Maestro Tod

Auf einem Tanze war ich diese Nacht;
Die Röcke flogen, und die Luft war heiß,
Die Brüste wogten, und es flackerten
Die Augen wie das Feuer im Kamin,
Wenn durch den Schornstein niederfährt der Wind.

»Oh du, oh du, dich will ich! Tanz mit mir!
Horch wie der Walzer weht!! Wie Südwind weht!!
Horch, was die Geige heiße Worte singt!
Wie Flammen fliegen ihre Töne hell,
So heiß, so heiß! Oh, wie der Walzer brennt!
Komm! In die Flammen tanzen wir hinein!«

Da schwieg die Geige. Vom Orchester fiel,
So wie ein Stein in sumpfig Wasser fällt,
Daß träge Ringe wellenflach zergehn,
Fiel dumpf ein Ton, wie eine Wolke grau,
Ein Ton, wir wußten nicht, von wem er kam,
Breit, langsam, schwer in unser Tanzgewühl.

Das gelbe Gaslicht löschte zitternd aus.
Ein nasser Eiswind fegte durch den Saal.

Wir blickten auf: In Phosphorlichte stand
Der nackte Tod am Dirigentenpult.
Er stand verschränkten Arms und lächelte.

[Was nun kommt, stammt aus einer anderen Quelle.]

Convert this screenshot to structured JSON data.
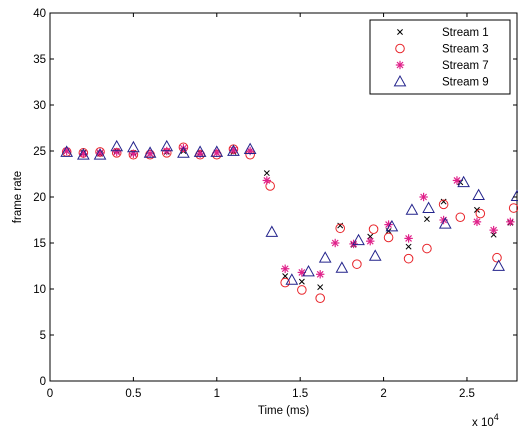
{
  "chart_data": {
    "type": "scatter",
    "title": "",
    "xlabel": "Time (ms)",
    "ylabel": "frame rate",
    "x_multiplier_label": "x 10",
    "x_multiplier_exponent": "4",
    "xlim": [
      0,
      28000
    ],
    "ylim": [
      0,
      40
    ],
    "xticks": [
      0,
      5000,
      10000,
      15000,
      20000,
      25000
    ],
    "xtick_labels": [
      "0",
      "0.5",
      "1",
      "1.5",
      "2",
      "2.5"
    ],
    "yticks": [
      0,
      5,
      10,
      15,
      20,
      25,
      30,
      35,
      40
    ],
    "ytick_labels": [
      "0",
      "5",
      "10",
      "15",
      "20",
      "25",
      "30",
      "35",
      "40"
    ],
    "grid": false,
    "legend_position": "top-right",
    "series": [
      {
        "name": "Stream 1",
        "marker": "x",
        "color": "#000000",
        "points": [
          [
            1000,
            25.0
          ],
          [
            2000,
            24.8
          ],
          [
            3000,
            24.7
          ],
          [
            4000,
            25.0
          ],
          [
            5000,
            24.8
          ],
          [
            6000,
            24.7
          ],
          [
            7000,
            24.9
          ],
          [
            8000,
            25.0
          ],
          [
            9000,
            24.8
          ],
          [
            10000,
            24.8
          ],
          [
            11000,
            24.9
          ],
          [
            12000,
            25.0
          ],
          [
            13000,
            22.6
          ],
          [
            14100,
            11.4
          ],
          [
            15100,
            10.8
          ],
          [
            16200,
            10.2
          ],
          [
            17400,
            16.9
          ],
          [
            18200,
            14.8
          ],
          [
            19200,
            15.7
          ],
          [
            20300,
            16.3
          ],
          [
            21500,
            14.6
          ],
          [
            22600,
            17.6
          ],
          [
            23600,
            19.5
          ],
          [
            24600,
            21.6
          ],
          [
            25600,
            18.6
          ],
          [
            26600,
            15.9
          ],
          [
            27600,
            17.2
          ]
        ]
      },
      {
        "name": "Stream 3",
        "marker": "circle",
        "color": "#e8252b",
        "points": [
          [
            1000,
            24.9
          ],
          [
            2000,
            24.8
          ],
          [
            3000,
            24.9
          ],
          [
            4000,
            24.8
          ],
          [
            5000,
            24.6
          ],
          [
            6000,
            24.6
          ],
          [
            7000,
            24.8
          ],
          [
            8000,
            25.4
          ],
          [
            9000,
            24.6
          ],
          [
            10000,
            24.6
          ],
          [
            11000,
            25.2
          ],
          [
            12000,
            24.6
          ],
          [
            13200,
            21.2
          ],
          [
            14100,
            10.7
          ],
          [
            15100,
            9.9
          ],
          [
            16200,
            9.0
          ],
          [
            17400,
            16.6
          ],
          [
            18400,
            12.7
          ],
          [
            19400,
            16.5
          ],
          [
            20300,
            15.6
          ],
          [
            21500,
            13.3
          ],
          [
            22600,
            14.4
          ],
          [
            23600,
            19.2
          ],
          [
            24600,
            17.8
          ],
          [
            25800,
            18.2
          ],
          [
            26800,
            13.4
          ],
          [
            27800,
            18.8
          ]
        ]
      },
      {
        "name": "Stream 7",
        "marker": "star",
        "color": "#e0218a",
        "points": [
          [
            1000,
            25.0
          ],
          [
            2000,
            24.7
          ],
          [
            3000,
            24.8
          ],
          [
            4000,
            24.9
          ],
          [
            5000,
            24.7
          ],
          [
            6000,
            24.7
          ],
          [
            7000,
            25.0
          ],
          [
            8000,
            25.3
          ],
          [
            9000,
            24.7
          ],
          [
            10000,
            24.8
          ],
          [
            11000,
            25.1
          ],
          [
            12000,
            25.0
          ],
          [
            13000,
            21.8
          ],
          [
            14100,
            12.2
          ],
          [
            15100,
            11.8
          ],
          [
            16200,
            11.6
          ],
          [
            17100,
            15.0
          ],
          [
            18200,
            14.9
          ],
          [
            19200,
            15.2
          ],
          [
            20300,
            17.0
          ],
          [
            21500,
            15.5
          ],
          [
            22400,
            20.0
          ],
          [
            23600,
            17.5
          ],
          [
            24400,
            21.8
          ],
          [
            25600,
            17.3
          ],
          [
            26600,
            16.4
          ],
          [
            27600,
            17.3
          ]
        ]
      },
      {
        "name": "Stream 9",
        "marker": "triangle",
        "color": "#24248c",
        "points": [
          [
            1000,
            24.9
          ],
          [
            2000,
            24.6
          ],
          [
            3000,
            24.6
          ],
          [
            4000,
            25.5
          ],
          [
            5000,
            25.4
          ],
          [
            6000,
            24.8
          ],
          [
            7000,
            25.5
          ],
          [
            8000,
            24.8
          ],
          [
            9000,
            24.9
          ],
          [
            10000,
            24.9
          ],
          [
            11000,
            25.0
          ],
          [
            12000,
            25.2
          ],
          [
            13300,
            16.2
          ],
          [
            14500,
            11.0
          ],
          [
            15500,
            11.9
          ],
          [
            16500,
            13.4
          ],
          [
            17500,
            12.3
          ],
          [
            18500,
            15.3
          ],
          [
            19500,
            13.6
          ],
          [
            20500,
            16.8
          ],
          [
            21700,
            18.6
          ],
          [
            22700,
            18.8
          ],
          [
            23700,
            17.1
          ],
          [
            24800,
            21.6
          ],
          [
            25700,
            20.2
          ],
          [
            26900,
            12.5
          ],
          [
            28000,
            20.1
          ]
        ]
      }
    ]
  }
}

Dann brach behutsam eine Rippe er
Aus seinem Brustkorb, klopfte leise auf
Und dirigierte, hingegeben ganz
Den Tönen, die nur er vernahm, entzückt.

In seinen Hüftenknochen wiegte er sich
Und nahm das Tempo langsam bald, bald schnell,
Rief bald die unsichtbaren Bläser an,
Bald winkte er den Geigern. Hob und senkte sich
Auf seinen Knochenbeinen, zierlich, ganz Musik.

Wir alle standen aufgewandten Kopfs,
Vor Schrecken starr, und sahn nur ihn, nur ihn.
Denn um uns her war aller Nächte Schwarz.
Dann aber fuhr in uns des Walzers Geist,
Des unhörbaren, und wir wirbelten
Im Tanze durch den kalten, finstern Saal
Und wiegten uns und drehten uns verzückt,
Und drückten Brust an Brust uns, stüsterten
Von Sehnsucht und von Liebe, lächelten
Und küßten uns im Tanz.
Maestro Tod,
Im Phosphorlicht am Dirigentenpult,
Schwang seine Rippe. Tonlos tanzten wir.

Es war ein Tanz so schön, wie nie vordem
Wir einen noch getanzt. Wir kosteten
Die Seligkeit des Blattes, das vom Baum
In schwanken Kreisen herbstlich niederweht.